What happens when you're an Olympic medalist who has to go back to high school and be "normal" after the Games are over? What happens if you're, say, Missy Franklin? And what happens if you have to face her in the pool? There's a great article in The Wall Street Journal today by Stu Woo, about the unusual, sweet-and-sour conundrum that arises when an Olympian returns to her high-school team. In the case of Franklin, 17, who won four gold medals and one bronze in London, she's back at Regis Jesuit High School in Aurora, Colorado, where she's a member (the most famous member) of the swim team.
This has Franklin's opponents (and perhaps a few of her teammates) a bit kerfuffled. Because when you're swimming against an Olympian, you kind of have zero chance of winning. As Woo writes, "'It's sort of defeating,' said Tiffany Bae, mother of Alex Bae, a Cherry Creek swimmer who may race Franklin in a freestyle race Tuesday. 'She won so many gold medals. I don't know what you're there to prove.'"
It's difficult to come up of another recent example of someone who returned from winning gold medals to paddling the watery lanes of a high-school pool, "to lap ordinary 14-year-old freshmen," writes Woo, but Franklin wanted to stay amateur to remain as "normal" a teen as she could, and said no to some $3 million in endorsement deals in order to do so. That means she can compete in her high-school competitions, and also, when she graduates, at the University of California, Berkeley.

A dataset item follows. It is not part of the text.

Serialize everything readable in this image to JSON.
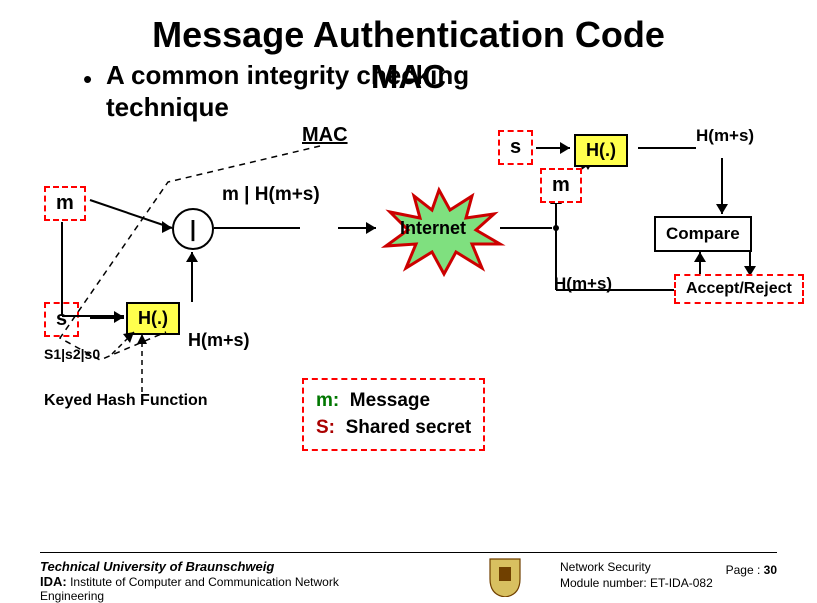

"The best part of staying amateur is that I am still able to do things like this," Franklin said after winning all four races in a high-school meet last week. "I have given up so much for that."
Woo adds to the warm and fuzzy, writing that "Franklin expressed concern about sucking attention from other girls, only to hear from rival coaches that their girls wanted to share the pool with the world's best." So Olympic!